Tuesday, April 26, 2011


Winnipeg - Last night history was made as Ryan van Berkel became the youngest and first non-Winnipeg-born man to have been named Commodore of the Victoria Beach Yacht Club. In his calculated ouster of former Commodore Kenneth Taylor, Mr. van Berkel executed perhaps the most deft palace coup in leisure club politics since Billy Jean King managed to (briefly) hold the Chairmanship at Augusta National in the early 1970s.
Mr. van Berkel's campaign was a discrete and sure-handed manipulation of the gears of power. The Victoria Beach Council was firmly onside and the local business lobby, led by captain of industry Daniel S. Schott, quietly made it known that it would not oppose Mr. van Berkel, who himself comes from a bureaucratic background.

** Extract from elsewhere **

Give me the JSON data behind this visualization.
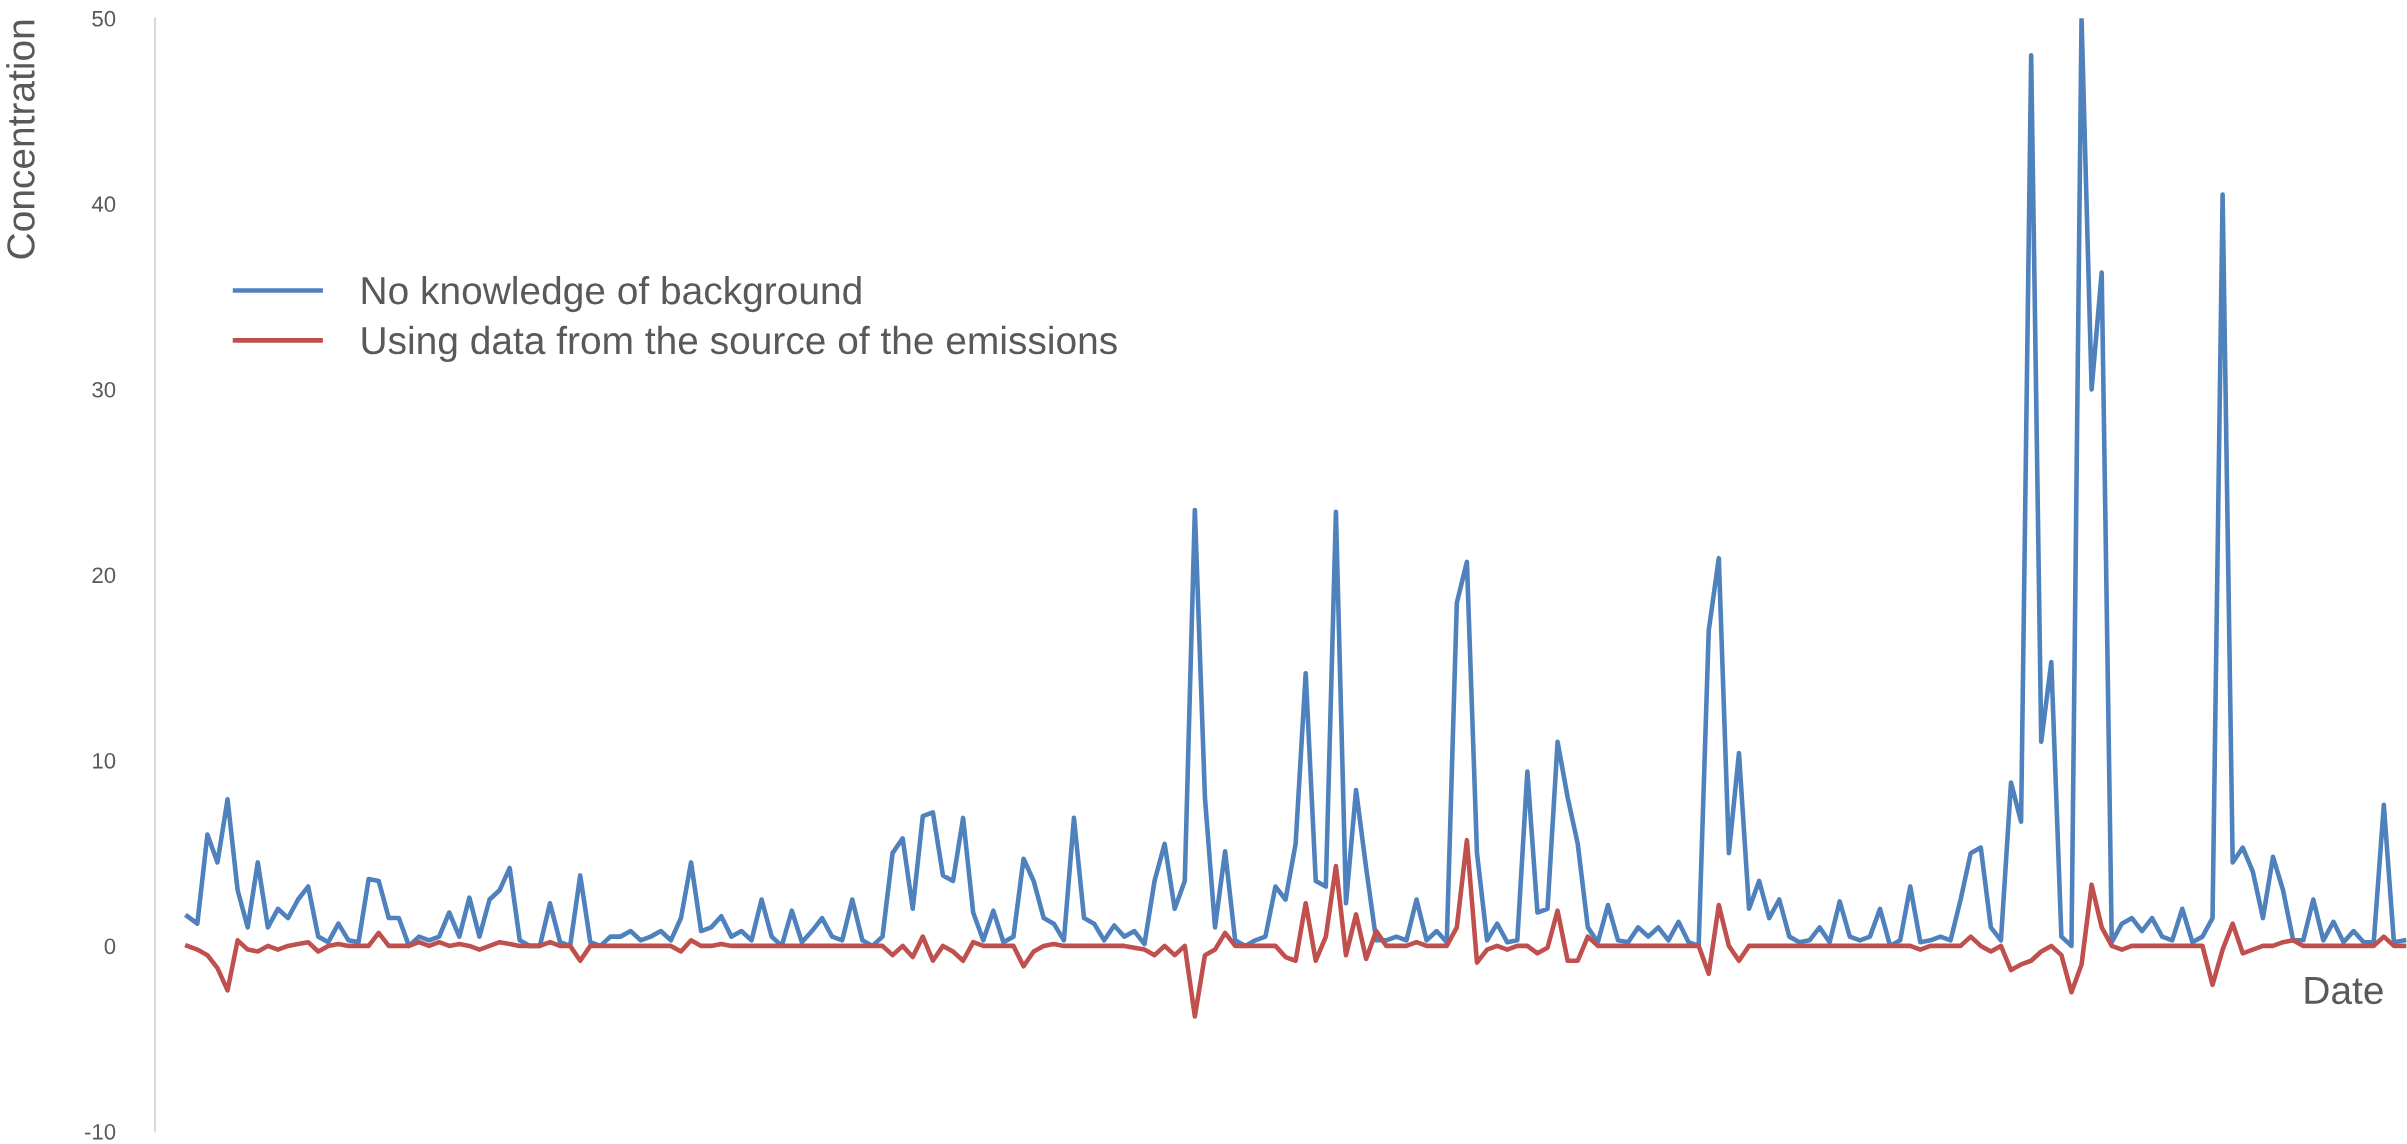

However, the van Berkel administration has already come under fire for being close to Portage Avenue, Manitoba's gilded centre of finance. His senior adviser, AJ Tooley (who was thought to be a candidate for the commodoreship before his girlfriend became embroiled in a corn-related licensing scandal), is a well-known commodities broker and has long moved in the posh circles of prairie money managing. There have been complaints from the right, too, who worry that Matthew McLeod, once crew to Mr. van Berkel and now a leader in the Manitoba Teacher's Union will hold too much sway in the nascent cabinet.

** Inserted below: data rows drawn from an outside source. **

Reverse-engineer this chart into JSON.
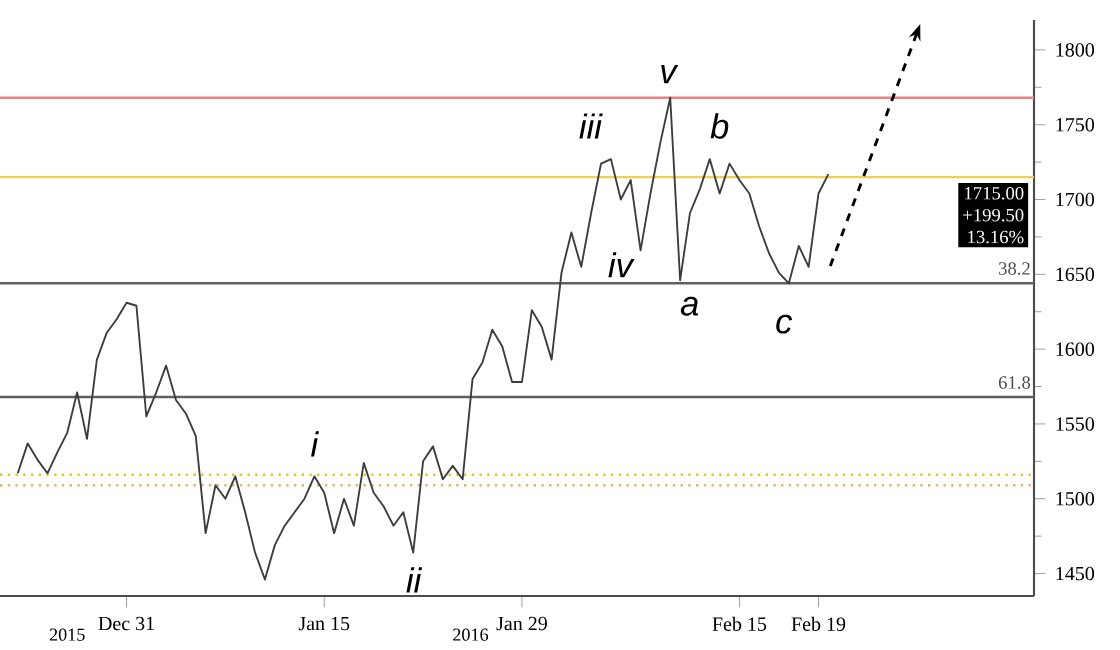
{
  "chart_data": {
    "type": "line",
    "categories": [
      null,
      null,
      null,
      null,
      null,
      null,
      null,
      null,
      null,
      null,
      null,
      null,
      "Dec 31",
      null,
      null,
      null,
      null,
      null,
      null,
      null,
      null,
      null,
      null,
      null,
      null,
      null,
      null,
      null,
      null,
      null,
      null,
      null,
      "Jan 15",
      null,
      null,
      null,
      null,
      null,
      null,
      null,
      null,
      null,
      null,
      null,
      null,
      null,
      null,
      null,
      null,
      null,
      null,
      null,
      "Jan 29",
      null,
      null,
      null,
      null,
      null,
      null,
      null,
      null,
      null,
      null,
      null,
      null,
      null,
      null,
      null,
      null,
      null,
      null,
      null,
      null,
      null,
      "Feb 15",
      null,
      null,
      null,
      null,
      null,
      null,
      null,
      "Feb 19",
      null,
      null,
      null,
      null,
      null,
      null,
      null,
      null,
      null,
      null,
      null,
      null,
      null,
      null,
      null,
      null,
      null,
      null,
      null,
      null,
      null
    ],
    "series": [
      {
        "color": "#3c3c3c",
        "values": [
          null,
          1517,
          1537,
          1526,
          1517,
          1531,
          1544,
          1571,
          1540,
          1593,
          1611,
          1620,
          1631,
          1629,
          1555,
          1571,
          1589,
          1566,
          1557,
          1542,
          1477,
          1509,
          1500,
          1515,
          1491,
          1464,
          1446,
          1469,
          1482,
          1491,
          1500,
          1515,
          1504,
          1477,
          1500,
          1482,
          1524,
          1504,
          1495,
          1482,
          1491,
          1464,
          1525,
          1535,
          1513,
          1522,
          1513,
          1580,
          1591,
          1613,
          1602,
          1578,
          1578,
          1626,
          1615,
          1593,
          1651,
          1678,
          1655,
          1691,
          1724,
          1727,
          1700,
          1713,
          1666,
          1704,
          1738,
          1768,
          1646,
          1691,
          1707,
          1727,
          1704,
          1724,
          1713,
          1704,
          1682,
          1664,
          1651,
          1644,
          1669,
          1655,
          1704,
          1717,
          null,
          null,
          null,
          null,
          null,
          null,
          null,
          null,
          null,
          null,
          null,
          null,
          null,
          null,
          null,
          null,
          null,
          null,
          null,
          null
        ]
      }
    ],
    "ylim": [
      1435,
      1820
    ],
    "yticks": [
      1450,
      1500,
      1550,
      1600,
      1650,
      1700,
      1750,
      1800
    ],
    "grid": false,
    "marker": "none",
    "line_style": "solid",
    "ref_lines": [
      {
        "axis": "y",
        "value": 1768,
        "color": "#f08080"
      },
      {
        "axis": "y",
        "value": 1715,
        "color": "#f0d050",
        "label": "1715.00"
      },
      {
        "axis": "y",
        "value": 1644,
        "color": "#606060"
      },
      {
        "axis": "y",
        "value": 1568,
        "color": "#606060"
      },
      {
        "axis": "y",
        "value": 1516,
        "color": "#e8c030",
        "line_style": "dotted"
      },
      {
        "axis": "y",
        "value": 1509,
        "color": "#f0b060",
        "line_style": "dotted"
      }
    ],
    "annotations": [
      "i",
      "ii",
      "iii",
      "iv",
      "v",
      "a",
      "b",
      "c",
      "2015",
      "2016",
      "+199.50",
      "13.16%",
      "38.2",
      "61.8"
    ]
  }
}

On election night, though, it was nothing but hearty handshakes and a surprisingly greasy snack table. In an electric moment Commodore-elect van Berkel took the stage to thunderous applause and the familiar strains of Eric Clapton's 'My Father's Eyes'. Victoria Beach, having grappled with the Erosion Question throughout a frigid and grueling winter, is a tense community these days and he acknowledged that he has much work to do in healing a house divided.
Unsurprisingly, he echoed another leader, Abraham Lincoln, who also seized the reigns of power as strife and misunderstanding threatened his community. "From Sunset all the way to Mike Bay," said Mr. van Berkel, "we are not enemies, but friends. We must not be enemies. Though passion may have strained it must not break our bonds of affection. The mystic chords of memory, stretching from every barbecue and deck to every sports day and masquerade all over this broad land, will yet swell the chorus of the Beach, when again touched, as surely it will be, by the better angels of our nature."
A somewhat puzzled crowd cheered and looked on in awe at their new leader.